Applied statistics (CPH: BD)

Frontpage Lecture plan Vidcasts Datasets R install help

Multiple linear regression

Literature

[A] Chapter 11, except sections 11.6 - 11.8.

Lecture material

This lecture as: slideshow (html), Rmarkdown (Rmd), notes (pdf).

The entire module: notes (pdf).

Answers to exercises in the book

Exercises

  1. Agresti exercise 11.1 and 11.5 (can the model be simplified?). These exercises should just be answered with pen and paper (using RStudio as a calculator).

  2. Solve Agresti exercise 11.11 (You can read the description of data at Alan Agresti's homepage ) and 11.21 using the Rmarkdown file Agresti-11-11_and_11-21.Rmd.

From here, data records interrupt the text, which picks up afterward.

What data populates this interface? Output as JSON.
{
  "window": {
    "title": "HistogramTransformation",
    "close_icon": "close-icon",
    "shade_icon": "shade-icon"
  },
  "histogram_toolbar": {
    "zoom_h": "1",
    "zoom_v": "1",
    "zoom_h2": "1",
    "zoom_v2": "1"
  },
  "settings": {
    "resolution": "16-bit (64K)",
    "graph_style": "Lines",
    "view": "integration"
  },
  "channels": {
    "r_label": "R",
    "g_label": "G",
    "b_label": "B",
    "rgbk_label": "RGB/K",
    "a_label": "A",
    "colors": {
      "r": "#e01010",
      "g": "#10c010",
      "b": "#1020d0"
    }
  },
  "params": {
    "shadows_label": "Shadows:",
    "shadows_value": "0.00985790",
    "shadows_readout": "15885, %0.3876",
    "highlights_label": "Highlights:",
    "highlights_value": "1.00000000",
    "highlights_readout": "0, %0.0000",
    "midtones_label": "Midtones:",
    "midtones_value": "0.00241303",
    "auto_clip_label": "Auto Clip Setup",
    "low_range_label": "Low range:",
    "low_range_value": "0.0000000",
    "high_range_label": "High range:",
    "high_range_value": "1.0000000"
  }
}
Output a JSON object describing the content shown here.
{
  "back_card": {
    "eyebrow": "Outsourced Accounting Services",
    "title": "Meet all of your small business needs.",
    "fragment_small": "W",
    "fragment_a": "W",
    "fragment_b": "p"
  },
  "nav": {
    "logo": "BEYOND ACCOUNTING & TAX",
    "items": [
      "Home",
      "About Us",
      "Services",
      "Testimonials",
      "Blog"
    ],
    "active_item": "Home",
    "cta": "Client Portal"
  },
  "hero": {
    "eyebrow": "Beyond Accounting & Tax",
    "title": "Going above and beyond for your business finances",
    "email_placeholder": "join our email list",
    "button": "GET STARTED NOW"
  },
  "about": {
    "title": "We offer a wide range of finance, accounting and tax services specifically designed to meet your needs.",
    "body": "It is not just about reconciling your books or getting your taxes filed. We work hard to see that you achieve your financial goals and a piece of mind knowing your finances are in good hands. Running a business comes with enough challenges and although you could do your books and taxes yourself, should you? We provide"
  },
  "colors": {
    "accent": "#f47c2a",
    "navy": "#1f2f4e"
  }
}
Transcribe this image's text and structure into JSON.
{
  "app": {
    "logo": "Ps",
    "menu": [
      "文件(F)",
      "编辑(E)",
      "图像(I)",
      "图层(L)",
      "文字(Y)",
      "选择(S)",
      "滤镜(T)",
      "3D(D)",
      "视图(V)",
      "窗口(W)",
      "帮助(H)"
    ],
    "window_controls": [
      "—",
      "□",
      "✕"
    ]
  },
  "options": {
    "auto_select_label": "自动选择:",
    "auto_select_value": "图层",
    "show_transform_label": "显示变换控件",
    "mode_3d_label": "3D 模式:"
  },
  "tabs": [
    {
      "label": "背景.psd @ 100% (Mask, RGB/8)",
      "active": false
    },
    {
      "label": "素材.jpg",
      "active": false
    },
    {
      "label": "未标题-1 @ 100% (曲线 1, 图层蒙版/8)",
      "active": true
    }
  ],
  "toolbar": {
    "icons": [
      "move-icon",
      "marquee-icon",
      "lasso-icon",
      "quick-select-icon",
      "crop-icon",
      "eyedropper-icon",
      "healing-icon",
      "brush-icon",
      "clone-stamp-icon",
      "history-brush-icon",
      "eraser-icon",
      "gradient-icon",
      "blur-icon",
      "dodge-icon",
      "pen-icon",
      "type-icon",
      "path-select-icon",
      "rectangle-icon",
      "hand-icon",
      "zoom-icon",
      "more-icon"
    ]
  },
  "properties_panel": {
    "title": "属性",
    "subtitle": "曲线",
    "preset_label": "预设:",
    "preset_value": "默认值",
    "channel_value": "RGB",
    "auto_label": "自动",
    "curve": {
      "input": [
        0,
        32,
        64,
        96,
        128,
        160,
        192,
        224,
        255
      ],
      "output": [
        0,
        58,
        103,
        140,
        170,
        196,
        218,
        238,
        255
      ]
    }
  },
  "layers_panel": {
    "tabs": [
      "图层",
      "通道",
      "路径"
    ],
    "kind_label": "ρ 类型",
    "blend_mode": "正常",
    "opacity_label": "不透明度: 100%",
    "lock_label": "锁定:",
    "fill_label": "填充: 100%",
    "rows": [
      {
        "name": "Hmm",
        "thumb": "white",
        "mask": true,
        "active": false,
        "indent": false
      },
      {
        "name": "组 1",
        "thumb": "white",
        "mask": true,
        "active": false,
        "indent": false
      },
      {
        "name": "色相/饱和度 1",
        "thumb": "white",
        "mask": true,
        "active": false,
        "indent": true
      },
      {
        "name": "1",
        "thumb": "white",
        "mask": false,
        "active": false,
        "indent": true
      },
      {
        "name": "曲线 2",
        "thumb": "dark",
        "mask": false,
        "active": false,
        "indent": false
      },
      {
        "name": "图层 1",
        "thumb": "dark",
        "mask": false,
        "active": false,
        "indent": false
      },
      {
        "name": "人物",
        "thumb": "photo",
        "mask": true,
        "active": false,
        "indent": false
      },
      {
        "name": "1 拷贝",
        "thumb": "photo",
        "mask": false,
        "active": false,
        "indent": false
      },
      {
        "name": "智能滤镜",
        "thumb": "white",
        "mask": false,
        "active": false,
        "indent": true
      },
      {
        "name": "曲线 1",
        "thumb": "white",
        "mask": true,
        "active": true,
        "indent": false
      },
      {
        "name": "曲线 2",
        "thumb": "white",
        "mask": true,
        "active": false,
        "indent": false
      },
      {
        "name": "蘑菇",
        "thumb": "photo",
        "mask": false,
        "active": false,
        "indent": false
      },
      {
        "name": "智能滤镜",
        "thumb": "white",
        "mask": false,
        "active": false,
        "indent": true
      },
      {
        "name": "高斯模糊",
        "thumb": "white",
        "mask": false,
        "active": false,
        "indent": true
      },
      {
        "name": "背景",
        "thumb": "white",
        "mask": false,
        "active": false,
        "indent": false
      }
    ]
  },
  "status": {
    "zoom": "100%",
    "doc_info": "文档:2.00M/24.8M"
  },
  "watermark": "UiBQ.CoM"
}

  3. Answer the questions below using the Rmarkdown file GNP.Rmd.
    • In this exercise we consier a dataset containing macro economical numbers for USA collected in the years 1947 to 1962. The dataset contains 7 variables:
      1. GNP.deflator: GNP implicit price deflator
      2. GNP: Gross National Product
      3. Unemployed: Number of people that are unemployed
      4. Armed.Forces: Number of staff in the armed forces
      5. Population: Population size (age >=14)
      6. Year: Year
      7. Employed: Number of people that are employed
    • Make a multiple linear regression model with 'GNP' as response and 'Population' as explanatory variable.
    • What is the interpretation of the estimates? Is the population size significant for GNP?
    • Repeat the analysis above, but now with 'Year' as explanatory variable. Is time significant?
    • Repeat the analysis above, but now with both 'Population' and 'Year' as explanatory variables. Conclusion?
    • Make pairwise scatter plots (splom) of GNP, Population and Year
      - Does the plot explain your results?